Anschließend habe man vor, Sondierungsgespräche mit den anderen Parteien zu führen. Am 10. Mai sei dann die erste, konstituierende Kreistagssitzung geplant. Koob hofft, dass bis dahin ein Koalitionspartner gefunden ist.

Man kennt sich

Der Fraktionschef bekräftigte abermals, dass man zuerst Gespräche mit dem bisherigen Partner, der SPD, führen möchte und auch ansprechen wolle, wie man künftig mit der veränderten Situation umgehen könnte. Trotzdem aber warte man auch in der CDU momentan noch auf das endgültige Endergebnis der Kommunalwahl, da davon abhänge, welche Optionen sich ergäben.

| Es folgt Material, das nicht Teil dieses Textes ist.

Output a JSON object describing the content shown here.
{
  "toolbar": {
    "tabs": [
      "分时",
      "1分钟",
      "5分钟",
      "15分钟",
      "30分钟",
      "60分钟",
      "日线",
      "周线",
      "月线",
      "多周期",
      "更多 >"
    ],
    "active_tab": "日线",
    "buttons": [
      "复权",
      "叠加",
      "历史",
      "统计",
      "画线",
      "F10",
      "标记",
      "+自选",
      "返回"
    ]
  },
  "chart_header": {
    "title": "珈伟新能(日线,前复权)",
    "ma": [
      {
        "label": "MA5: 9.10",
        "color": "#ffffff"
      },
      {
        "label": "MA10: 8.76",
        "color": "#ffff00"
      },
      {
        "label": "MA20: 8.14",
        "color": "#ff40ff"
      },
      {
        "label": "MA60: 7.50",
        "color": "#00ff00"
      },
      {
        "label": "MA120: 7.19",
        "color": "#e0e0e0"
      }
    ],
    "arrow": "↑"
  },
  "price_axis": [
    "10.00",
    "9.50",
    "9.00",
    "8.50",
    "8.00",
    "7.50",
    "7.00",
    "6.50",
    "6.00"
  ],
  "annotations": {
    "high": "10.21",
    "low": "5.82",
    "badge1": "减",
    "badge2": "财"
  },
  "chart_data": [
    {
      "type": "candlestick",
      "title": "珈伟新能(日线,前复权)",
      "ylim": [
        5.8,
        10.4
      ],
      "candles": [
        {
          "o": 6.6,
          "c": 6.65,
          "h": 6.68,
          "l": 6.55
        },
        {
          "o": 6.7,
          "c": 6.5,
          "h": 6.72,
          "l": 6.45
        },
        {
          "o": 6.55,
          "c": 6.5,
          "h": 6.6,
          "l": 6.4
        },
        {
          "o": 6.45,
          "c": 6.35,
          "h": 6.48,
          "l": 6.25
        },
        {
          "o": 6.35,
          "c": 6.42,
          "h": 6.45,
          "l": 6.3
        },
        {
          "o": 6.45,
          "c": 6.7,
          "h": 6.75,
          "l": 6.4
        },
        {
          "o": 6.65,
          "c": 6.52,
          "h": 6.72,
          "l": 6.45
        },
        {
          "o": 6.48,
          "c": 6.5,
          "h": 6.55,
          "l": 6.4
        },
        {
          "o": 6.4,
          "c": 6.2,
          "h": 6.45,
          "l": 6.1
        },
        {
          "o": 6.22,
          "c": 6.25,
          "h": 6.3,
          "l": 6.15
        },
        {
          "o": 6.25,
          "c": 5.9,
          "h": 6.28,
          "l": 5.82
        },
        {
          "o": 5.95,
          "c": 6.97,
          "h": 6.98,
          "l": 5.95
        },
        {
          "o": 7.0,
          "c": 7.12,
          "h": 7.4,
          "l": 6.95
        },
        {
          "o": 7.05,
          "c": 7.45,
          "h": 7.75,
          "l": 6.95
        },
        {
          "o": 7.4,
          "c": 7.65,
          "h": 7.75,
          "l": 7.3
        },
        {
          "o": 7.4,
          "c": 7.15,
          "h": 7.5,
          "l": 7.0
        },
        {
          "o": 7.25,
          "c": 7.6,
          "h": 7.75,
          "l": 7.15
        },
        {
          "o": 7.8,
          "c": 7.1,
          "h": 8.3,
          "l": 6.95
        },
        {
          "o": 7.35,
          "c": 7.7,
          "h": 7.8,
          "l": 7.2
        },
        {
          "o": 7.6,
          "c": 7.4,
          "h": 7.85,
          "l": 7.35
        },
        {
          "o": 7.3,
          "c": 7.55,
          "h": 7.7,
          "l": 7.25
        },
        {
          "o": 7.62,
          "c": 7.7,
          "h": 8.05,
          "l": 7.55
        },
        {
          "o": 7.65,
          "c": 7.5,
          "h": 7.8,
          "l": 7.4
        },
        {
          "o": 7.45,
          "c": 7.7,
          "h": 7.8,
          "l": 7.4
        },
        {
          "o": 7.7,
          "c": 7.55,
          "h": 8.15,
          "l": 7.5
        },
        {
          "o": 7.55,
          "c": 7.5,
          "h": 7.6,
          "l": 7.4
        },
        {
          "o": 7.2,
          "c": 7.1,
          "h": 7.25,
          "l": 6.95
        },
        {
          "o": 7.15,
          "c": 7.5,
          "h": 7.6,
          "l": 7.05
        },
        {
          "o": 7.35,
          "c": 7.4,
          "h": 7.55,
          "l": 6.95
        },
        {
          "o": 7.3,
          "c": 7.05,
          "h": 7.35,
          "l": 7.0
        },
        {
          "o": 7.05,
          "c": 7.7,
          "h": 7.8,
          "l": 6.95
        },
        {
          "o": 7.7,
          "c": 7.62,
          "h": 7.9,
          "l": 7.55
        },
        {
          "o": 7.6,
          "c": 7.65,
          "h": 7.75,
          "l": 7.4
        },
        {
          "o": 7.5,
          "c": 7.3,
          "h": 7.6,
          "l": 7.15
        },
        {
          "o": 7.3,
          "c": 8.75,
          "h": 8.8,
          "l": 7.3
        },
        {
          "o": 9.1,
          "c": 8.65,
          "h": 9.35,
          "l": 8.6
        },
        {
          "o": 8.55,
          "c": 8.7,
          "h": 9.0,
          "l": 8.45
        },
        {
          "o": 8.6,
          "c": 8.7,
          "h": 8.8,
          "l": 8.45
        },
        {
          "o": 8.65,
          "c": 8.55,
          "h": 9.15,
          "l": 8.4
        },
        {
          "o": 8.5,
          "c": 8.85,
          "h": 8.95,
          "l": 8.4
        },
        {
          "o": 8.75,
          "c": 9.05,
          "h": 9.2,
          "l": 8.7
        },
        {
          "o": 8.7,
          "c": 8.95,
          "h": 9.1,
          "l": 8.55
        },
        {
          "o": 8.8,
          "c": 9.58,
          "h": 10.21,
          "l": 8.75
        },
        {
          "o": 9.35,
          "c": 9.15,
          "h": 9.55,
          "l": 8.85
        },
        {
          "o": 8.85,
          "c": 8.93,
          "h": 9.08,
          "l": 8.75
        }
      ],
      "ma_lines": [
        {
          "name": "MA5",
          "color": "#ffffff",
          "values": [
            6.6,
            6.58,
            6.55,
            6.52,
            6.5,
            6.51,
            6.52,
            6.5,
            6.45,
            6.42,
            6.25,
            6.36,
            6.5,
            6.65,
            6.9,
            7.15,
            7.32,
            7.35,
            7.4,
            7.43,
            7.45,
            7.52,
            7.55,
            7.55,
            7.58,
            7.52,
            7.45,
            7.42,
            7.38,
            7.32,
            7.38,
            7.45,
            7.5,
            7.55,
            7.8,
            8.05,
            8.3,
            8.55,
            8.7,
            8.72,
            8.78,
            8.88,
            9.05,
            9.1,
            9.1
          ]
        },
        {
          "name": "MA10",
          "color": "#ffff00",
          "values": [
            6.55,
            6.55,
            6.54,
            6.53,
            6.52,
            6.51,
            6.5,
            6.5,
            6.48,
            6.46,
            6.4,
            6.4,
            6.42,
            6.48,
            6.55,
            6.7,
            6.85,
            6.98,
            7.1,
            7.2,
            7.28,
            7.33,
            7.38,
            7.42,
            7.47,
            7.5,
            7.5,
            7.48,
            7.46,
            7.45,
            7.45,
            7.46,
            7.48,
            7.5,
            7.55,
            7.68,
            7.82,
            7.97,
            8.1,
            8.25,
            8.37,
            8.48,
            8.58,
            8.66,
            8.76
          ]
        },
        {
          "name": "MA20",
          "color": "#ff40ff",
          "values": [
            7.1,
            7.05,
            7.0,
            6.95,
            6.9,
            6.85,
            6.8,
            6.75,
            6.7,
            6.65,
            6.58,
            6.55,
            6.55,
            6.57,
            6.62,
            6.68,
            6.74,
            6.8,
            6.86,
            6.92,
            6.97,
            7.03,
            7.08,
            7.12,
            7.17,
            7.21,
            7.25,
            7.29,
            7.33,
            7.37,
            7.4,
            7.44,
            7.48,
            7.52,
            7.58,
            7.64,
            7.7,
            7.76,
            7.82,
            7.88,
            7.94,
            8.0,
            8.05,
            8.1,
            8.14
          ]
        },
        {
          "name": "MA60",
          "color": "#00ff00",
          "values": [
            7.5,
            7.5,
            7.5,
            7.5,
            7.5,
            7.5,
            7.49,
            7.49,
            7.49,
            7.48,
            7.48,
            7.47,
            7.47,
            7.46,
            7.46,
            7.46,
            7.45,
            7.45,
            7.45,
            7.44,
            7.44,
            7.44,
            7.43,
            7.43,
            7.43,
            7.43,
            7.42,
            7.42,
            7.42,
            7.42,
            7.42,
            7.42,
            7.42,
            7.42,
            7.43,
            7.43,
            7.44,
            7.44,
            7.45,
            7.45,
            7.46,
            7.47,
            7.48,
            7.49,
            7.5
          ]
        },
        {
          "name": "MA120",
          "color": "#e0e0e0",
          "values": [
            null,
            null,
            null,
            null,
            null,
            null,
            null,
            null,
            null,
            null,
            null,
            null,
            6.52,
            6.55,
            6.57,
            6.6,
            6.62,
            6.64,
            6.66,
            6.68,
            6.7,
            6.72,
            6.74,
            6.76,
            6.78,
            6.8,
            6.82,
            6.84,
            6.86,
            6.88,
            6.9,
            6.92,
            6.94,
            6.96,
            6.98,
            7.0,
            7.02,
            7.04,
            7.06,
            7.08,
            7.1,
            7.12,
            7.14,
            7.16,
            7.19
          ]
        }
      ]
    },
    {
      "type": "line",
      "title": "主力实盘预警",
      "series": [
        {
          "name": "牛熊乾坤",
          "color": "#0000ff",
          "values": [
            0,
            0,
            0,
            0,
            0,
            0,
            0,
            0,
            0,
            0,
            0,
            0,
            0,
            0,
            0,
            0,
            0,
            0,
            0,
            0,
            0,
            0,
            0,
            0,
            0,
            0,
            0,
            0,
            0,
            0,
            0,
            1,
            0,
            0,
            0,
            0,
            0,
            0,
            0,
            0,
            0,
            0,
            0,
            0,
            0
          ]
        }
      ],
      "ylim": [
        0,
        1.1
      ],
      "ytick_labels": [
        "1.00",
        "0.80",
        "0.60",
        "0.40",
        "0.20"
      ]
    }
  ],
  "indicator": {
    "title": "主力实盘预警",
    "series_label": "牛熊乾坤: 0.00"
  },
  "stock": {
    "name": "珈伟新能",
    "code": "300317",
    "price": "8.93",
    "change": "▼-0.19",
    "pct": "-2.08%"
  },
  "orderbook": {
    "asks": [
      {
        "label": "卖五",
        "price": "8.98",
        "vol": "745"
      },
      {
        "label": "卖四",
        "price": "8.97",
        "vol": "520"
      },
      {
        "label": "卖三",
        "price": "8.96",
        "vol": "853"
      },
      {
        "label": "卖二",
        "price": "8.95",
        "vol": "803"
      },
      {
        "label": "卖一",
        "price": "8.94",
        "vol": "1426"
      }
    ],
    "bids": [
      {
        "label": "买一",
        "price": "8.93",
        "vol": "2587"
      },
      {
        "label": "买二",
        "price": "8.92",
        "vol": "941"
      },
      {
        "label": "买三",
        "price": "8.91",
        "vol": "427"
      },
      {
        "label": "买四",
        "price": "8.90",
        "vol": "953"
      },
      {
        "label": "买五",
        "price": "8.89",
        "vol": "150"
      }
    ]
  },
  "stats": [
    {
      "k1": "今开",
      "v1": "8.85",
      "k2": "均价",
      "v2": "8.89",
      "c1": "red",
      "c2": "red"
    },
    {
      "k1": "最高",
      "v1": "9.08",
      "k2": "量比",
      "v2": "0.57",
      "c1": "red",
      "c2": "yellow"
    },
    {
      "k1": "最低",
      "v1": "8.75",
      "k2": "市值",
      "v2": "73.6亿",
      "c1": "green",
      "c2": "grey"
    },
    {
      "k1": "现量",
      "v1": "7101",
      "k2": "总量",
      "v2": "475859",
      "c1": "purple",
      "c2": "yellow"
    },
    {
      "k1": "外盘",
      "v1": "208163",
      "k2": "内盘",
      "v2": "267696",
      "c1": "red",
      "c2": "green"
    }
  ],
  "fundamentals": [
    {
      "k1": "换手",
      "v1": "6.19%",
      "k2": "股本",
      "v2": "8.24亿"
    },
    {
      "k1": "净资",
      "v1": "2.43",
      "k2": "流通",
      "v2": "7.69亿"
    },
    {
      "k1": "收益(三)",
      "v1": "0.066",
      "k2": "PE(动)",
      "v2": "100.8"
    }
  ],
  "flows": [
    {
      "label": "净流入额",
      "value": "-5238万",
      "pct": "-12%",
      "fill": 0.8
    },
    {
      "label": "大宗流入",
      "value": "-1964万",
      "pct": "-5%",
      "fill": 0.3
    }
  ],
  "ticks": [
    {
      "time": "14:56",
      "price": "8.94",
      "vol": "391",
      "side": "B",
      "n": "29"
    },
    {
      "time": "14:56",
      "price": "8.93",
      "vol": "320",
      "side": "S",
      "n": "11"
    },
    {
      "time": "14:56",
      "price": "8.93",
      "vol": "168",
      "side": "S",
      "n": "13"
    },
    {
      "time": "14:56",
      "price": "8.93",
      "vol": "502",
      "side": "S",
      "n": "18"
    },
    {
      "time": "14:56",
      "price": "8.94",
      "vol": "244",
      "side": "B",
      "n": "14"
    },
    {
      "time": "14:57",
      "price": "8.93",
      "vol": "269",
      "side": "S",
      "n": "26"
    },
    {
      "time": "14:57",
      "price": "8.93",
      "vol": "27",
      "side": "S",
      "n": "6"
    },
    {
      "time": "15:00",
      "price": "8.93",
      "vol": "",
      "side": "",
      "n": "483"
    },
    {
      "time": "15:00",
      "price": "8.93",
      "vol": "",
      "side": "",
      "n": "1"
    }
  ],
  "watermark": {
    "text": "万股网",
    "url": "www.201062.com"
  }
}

Wenn es nicht möglich sei, alleine mit der SPD zu regieren, wolle man die Fühler nach einem dritten Koalitionspartner ausstrecken. "Wir kennen ja die anderen Fraktionen im Kreis und wissen, wie sie arbeiten und welche Schwerpunkte sie setzen." Da fänden sich auf demokratischer Basis genügend Gemeinsamkeiten, an denen man anknüpfen könnte. Eine Zusammenarbeit mit der AfD und der Linken schloss Koob jedoch von vornherein aus.

Auf die Frage, ob man hätte etwas im Wahlkampf besser machen können, verwies Koob auf die schwierige Gesamtsituation momentan. "Die politischen Einflüsse von außen sind extrem groß. Die Coronapandemie, das Maskenthema, das sind alles Dinge, die einer Kommunalwahl entgegenarbeiten", erklärt der Fraktionsvorsitzende. Zudem habe das persönliche Gespräch am Wahlstand, wo man zu den Themen als Kommunalpolitiker Stellung beziehen könne, gefehlt. Koob zeigte sich jedoch glücklich, dass trotz einer Pandemie der Prozess der Demokratie funktioniert habe. Zudem habe seine Fraktion im Rahmen ihrer Möglichkeiten sehr gute Arbeit gemacht.

Abschließend versicherte der Politiker, dass seine Fraktion auf digitalem Wege sehr genau analysieren werde, wo die CDU Stimmen hinzugewinnen konnte und wo sie Stimmen verloren habe, um Hinweise zu erhalten, wie die Endergebnisse zustande gekommen sind.